Recently, I’ve taken on a lot of work that has me stretched between two levels of consciousness. There is the part of my life that I know pretty well and feel like I can control…and there’s the part that is completely foreign to me and in some cases, completely unknown.
I hate it.
Not the new work, of course.
I hate feeling unprepared. I hate not knowing how things will work out. So, I create little stories that help me feel prepared. They are intricate and beautiful. They have complex characters and dramatic climaxes. They are visionary enough for me to remain focused on the work at hand.
If it’s something I really care about, rarely do I create a story with a happy ending. In fact, the more dramatic the disappointment, the better. There are two reasons:
1) the fake heartbreak is meant to prepare me for a real-life disaster
2) in the past, when my heart was broken, it pushed me to be a better person
One of my spiritual gifts is said to be prophecy. It’s far from infallible. What I take that to mean is that the confidence behind my words is enough to plant a powerful seed in people. So I sometimes plant seeds that act on the stories I make up in my mind.

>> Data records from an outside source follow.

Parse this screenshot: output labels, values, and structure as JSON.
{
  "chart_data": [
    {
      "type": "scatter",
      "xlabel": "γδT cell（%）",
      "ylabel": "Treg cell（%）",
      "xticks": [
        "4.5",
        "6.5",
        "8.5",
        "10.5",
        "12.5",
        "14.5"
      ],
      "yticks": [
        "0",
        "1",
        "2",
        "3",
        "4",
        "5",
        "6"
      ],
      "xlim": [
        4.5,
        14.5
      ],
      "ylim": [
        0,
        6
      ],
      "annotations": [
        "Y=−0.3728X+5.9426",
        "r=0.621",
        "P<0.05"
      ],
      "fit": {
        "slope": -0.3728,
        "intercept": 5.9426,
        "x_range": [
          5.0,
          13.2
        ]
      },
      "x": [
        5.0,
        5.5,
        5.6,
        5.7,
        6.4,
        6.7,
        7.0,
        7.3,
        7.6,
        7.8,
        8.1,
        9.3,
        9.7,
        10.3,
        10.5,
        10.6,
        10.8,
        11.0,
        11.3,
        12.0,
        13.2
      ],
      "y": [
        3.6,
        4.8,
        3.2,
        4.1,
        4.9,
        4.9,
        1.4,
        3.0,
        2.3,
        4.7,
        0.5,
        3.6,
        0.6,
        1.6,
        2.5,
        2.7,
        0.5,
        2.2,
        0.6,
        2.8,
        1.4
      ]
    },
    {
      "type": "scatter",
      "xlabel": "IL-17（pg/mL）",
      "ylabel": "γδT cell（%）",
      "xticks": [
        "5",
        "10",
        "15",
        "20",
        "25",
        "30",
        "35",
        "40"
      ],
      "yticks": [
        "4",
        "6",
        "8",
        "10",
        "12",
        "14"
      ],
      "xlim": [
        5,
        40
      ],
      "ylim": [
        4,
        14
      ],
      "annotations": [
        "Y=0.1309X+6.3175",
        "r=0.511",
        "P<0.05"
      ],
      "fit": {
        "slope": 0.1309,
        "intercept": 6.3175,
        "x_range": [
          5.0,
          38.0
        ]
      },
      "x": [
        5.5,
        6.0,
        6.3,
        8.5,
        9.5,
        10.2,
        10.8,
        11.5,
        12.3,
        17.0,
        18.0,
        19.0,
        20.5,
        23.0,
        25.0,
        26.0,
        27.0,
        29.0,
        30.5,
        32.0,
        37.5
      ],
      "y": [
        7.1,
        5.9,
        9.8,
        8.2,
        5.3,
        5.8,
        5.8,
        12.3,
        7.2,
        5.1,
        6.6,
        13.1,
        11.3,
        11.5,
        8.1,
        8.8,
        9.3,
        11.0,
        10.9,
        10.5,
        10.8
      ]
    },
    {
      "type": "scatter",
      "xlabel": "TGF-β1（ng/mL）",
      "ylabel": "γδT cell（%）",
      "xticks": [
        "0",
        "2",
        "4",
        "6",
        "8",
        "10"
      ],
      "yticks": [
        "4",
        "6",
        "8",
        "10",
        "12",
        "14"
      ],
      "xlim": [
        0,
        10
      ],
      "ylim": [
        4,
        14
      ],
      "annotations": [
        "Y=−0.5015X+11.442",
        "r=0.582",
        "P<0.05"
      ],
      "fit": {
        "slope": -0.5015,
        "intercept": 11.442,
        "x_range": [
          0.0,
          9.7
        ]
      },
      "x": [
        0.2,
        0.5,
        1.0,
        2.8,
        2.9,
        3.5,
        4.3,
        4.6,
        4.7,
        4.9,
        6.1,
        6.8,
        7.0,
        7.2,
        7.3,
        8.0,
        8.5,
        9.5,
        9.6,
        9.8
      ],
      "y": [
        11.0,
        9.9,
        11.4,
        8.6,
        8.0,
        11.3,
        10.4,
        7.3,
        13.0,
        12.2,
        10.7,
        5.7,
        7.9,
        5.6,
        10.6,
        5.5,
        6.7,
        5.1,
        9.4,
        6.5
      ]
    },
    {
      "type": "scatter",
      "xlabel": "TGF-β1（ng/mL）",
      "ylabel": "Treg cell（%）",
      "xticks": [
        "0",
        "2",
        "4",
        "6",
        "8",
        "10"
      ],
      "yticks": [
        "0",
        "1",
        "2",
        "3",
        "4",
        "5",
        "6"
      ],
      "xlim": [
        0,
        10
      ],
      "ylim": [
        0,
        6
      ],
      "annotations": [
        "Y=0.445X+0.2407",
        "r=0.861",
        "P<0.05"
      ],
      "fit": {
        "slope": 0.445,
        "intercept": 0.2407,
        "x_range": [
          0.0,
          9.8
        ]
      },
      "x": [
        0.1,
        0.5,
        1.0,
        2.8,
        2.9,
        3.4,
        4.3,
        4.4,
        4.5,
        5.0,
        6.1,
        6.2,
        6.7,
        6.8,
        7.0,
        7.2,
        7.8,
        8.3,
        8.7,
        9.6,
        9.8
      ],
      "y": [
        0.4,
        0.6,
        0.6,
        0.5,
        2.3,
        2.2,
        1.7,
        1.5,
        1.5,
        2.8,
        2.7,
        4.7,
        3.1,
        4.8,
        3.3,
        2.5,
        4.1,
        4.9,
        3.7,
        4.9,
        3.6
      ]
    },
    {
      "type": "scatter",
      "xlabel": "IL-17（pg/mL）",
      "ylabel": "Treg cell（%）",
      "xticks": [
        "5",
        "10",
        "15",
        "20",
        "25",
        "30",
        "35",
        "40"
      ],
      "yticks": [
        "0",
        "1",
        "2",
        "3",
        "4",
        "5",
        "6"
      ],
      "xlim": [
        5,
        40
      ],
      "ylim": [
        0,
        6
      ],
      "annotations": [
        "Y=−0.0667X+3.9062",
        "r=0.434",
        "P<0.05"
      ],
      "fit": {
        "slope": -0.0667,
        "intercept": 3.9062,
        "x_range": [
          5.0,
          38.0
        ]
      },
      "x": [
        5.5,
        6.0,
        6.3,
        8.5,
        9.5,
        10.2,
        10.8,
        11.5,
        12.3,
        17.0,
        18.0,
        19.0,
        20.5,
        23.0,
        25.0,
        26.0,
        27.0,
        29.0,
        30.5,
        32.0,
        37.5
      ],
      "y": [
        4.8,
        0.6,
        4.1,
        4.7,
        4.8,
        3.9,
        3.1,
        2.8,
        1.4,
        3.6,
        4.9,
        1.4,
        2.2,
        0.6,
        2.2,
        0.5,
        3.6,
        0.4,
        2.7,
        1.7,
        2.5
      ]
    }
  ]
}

When you act on the stories you tell yourself, they begin to be realized.
If you act on your negative stories, you have done self-sabotage. You can’t afford to tell yourself any negative stories. Your words can invigorate or drain you. If you hope to transform your life, you can’t waste your words on the things that will sap your soul.
My teenage years were filled with relational angst. I saw (and still see) the most beautiful things in my friends and colleagues, but could never see myself as their peers. I filled my diaries with long love letters to boys who had recited accidental poetry in English, or who held my hand as I walked across a puddle. But those love letters were supplemented with wistful comparisons to my fetching classmates, and the list of reasons why the two of them would be a better fit together.
I was forever match-making.
I was forever heart-broken.
It’s a habit– telling stories that don’t work in your favor. That’s called being realistic. Preparing for the worst, but saying that you hope for the best. Agreeing with everyone about “what is.”
It’s really a lie.
“What is” doesn’t have to be “what will be.”
The truth is that the stories that work in my favor are just as beautiful. Even more so, because in those stories, everyone was happy. What makes those stories so hard to tell is that I would have to trust some unknown element to work in my favor.
I have to be vulnerable.
Vulnerability is scary. It’s also the only door to my new life. And (almost) every fiber of my being wants to turn around and run back to the life I know.
I will grit my teeth and I will walk forward not having a clue about what’s next. But I will do it open-heartedly and hope for grace.
What I am breaking is my attachment to my comfortable way of thinking. What I’m breaking is my habit of playing small and closed off. What I know will break through is the life full of joy, peace and love that has been jumping up and down, waiting for me to embrace it.
If you can’t see what’s next, I encourage you to look again. What you can see is the end– and it’s good. You’ll never know what’s in the middle until you take the first step forward. Fake it until you break it.